Every day we are astonished by the sense of community within our class. This really shouldn’t come as a surprise as our Nature Kindergarten’s beginnings stem from broad collaborative relationships with a broad range of community members. Also, the children are out exploring, connecting and experiencing various parts of their community every day.
Within the program, Lisa and I are focused on fostering a strong connection to our community and have community members out with the class almost on a weekly basis. These connections range from older “buddy” classes to local elders. It also includes plant, tree, fish and nature specialists, local college classes, first aid specialists, artists, retired teachers, early childhood educators, parents, and of course our class friend Werner who has an endless offering of knowledge and resources. The children have also visited the Goldstream Nature House and the library and have gone swimming at the community center. Often on windy days we won’t go into the forest and instead go on community walks or walk to the beach.

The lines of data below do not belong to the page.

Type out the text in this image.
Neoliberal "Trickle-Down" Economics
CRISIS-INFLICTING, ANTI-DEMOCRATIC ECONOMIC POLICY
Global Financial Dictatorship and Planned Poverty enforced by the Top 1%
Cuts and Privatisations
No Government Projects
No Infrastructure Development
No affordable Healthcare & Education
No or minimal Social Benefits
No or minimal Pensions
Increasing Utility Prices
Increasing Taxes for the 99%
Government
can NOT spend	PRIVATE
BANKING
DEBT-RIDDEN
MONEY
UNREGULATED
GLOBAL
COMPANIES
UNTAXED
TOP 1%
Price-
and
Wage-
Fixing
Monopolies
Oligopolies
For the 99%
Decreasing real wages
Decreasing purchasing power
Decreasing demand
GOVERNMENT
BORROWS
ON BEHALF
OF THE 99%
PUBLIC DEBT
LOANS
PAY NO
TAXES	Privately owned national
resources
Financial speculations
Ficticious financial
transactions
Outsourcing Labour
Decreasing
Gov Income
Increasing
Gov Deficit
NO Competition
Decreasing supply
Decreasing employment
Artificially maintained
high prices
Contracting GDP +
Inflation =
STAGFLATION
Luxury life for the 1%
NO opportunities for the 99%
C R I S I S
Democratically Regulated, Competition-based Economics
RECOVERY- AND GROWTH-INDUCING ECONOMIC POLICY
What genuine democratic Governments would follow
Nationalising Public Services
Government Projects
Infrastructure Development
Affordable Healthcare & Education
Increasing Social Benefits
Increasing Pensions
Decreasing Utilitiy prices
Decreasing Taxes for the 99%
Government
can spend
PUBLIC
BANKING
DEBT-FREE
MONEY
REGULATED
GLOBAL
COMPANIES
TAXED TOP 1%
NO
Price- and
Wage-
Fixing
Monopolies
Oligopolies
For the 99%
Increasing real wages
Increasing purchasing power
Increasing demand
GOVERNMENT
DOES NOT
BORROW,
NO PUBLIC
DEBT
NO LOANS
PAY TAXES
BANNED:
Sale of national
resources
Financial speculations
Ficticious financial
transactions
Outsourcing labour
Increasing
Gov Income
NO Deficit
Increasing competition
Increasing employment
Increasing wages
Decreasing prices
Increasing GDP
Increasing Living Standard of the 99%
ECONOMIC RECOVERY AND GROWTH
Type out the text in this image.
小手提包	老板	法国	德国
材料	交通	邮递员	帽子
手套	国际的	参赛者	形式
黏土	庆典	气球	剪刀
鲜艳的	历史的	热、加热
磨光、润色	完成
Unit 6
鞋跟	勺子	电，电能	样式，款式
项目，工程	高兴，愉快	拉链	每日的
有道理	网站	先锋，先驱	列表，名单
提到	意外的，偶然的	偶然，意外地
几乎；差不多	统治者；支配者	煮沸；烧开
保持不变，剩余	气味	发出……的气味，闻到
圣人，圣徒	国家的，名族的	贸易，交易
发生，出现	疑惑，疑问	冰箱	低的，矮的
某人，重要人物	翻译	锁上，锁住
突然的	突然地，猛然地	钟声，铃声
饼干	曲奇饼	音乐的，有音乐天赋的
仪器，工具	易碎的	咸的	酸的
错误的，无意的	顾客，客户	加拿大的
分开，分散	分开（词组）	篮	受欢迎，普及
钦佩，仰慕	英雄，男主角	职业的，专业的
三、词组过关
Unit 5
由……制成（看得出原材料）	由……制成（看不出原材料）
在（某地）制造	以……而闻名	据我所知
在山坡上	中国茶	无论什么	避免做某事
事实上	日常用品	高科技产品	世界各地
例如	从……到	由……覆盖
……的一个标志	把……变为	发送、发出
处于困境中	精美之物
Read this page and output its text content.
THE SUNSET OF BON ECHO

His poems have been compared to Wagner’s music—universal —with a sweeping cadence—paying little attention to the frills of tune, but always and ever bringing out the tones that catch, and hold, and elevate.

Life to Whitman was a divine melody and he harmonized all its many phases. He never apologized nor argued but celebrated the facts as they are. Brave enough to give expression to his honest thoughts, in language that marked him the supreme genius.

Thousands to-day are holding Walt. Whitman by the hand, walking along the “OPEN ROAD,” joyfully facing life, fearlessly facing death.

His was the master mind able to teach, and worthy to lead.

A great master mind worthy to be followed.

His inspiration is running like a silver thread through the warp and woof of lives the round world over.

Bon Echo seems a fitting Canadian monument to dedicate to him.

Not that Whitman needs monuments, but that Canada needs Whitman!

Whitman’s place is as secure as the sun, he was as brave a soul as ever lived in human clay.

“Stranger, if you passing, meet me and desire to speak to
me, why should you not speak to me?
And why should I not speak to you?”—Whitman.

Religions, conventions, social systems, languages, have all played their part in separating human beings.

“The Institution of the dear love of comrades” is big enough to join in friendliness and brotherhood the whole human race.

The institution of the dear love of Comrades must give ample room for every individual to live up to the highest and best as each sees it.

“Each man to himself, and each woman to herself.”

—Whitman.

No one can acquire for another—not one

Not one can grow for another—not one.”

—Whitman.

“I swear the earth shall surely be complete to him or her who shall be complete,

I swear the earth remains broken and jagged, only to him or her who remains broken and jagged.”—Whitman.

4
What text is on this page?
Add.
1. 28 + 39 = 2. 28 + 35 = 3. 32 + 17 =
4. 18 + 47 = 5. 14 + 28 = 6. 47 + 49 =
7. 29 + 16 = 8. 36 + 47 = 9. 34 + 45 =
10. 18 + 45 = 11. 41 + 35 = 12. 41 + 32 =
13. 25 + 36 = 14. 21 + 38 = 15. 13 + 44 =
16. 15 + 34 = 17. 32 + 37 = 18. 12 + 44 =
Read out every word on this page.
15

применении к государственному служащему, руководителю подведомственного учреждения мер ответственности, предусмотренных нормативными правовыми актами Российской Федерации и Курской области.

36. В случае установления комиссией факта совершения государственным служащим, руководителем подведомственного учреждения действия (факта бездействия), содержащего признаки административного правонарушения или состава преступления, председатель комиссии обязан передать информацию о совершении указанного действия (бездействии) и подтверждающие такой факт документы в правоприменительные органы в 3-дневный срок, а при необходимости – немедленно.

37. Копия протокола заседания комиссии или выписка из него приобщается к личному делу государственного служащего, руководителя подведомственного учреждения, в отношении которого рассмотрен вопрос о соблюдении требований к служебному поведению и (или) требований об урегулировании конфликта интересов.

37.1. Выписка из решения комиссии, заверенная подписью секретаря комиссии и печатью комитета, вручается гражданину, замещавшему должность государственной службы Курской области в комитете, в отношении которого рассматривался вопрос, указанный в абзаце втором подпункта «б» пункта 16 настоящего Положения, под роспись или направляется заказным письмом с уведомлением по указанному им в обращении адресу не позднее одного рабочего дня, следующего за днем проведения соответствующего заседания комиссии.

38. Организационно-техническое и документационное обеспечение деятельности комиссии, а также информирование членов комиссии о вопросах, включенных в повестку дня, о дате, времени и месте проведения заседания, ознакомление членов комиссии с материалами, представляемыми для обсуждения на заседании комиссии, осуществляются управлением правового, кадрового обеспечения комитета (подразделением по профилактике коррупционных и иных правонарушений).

The past two weeks are a great example of how the program and community are intertwined. We recently participated in a wonderful presentation by “Growing Solutions” about the importance of growing food locally, which reinforced the importance of taking care of our class garden. This past week we had our Principal Maureen Lauren and parents out with us exploring. Also joining us one day was a grade four class from our school; together we built shelters and did a nature scavenger hunt. The kindergartens were so excited to share all they know with the older buddies! Later in the week we participated in a school wide beach clean-up, and learned how to curl from the Rocks and Rinks program! Ms. Muriel our Aboriginal Support worker brought her drum and taught us the Coast Salish national anthem. Then on Friday, as usual, we had Ms. Enid join us in our quest to be nature
detectives! Wow what a week we had!
This past Monday we had two parents out with us again in the morning, they went with us to explore at the beach. They helped us find seven red spiders, and also helped keep the swans from enjoying our snacks! Parent participation is very important to Lisa and I, and we feel so fortunate to be able to have to have so much parent involvement within the class. On Tuesday, we had Shirley a First Nations Elder come into the forest and teach us Sencoten. It was wonderful to have her with us in the forest; we learned the Sencoten word for bear, squirrel, eagle and how to count to ten. Thursday we visited our grade seven buddy class at the nearby middle school, Dunsmuir. They have visited us in the forest many times, and have built art, shelters, and done scavenger hunts. This time we had the opportunity to go to their school to make cedar book marks with them led by Linda and Terry Ermineskin. On Friday, we usually have the wonderful Ms. Enid join us, but this time we had Jeannie a professor at Camosun College join us for the morning.
We feel very fortunate to be able to have these connections with our community, and are so thankful for all the knowledge and support the community has given us.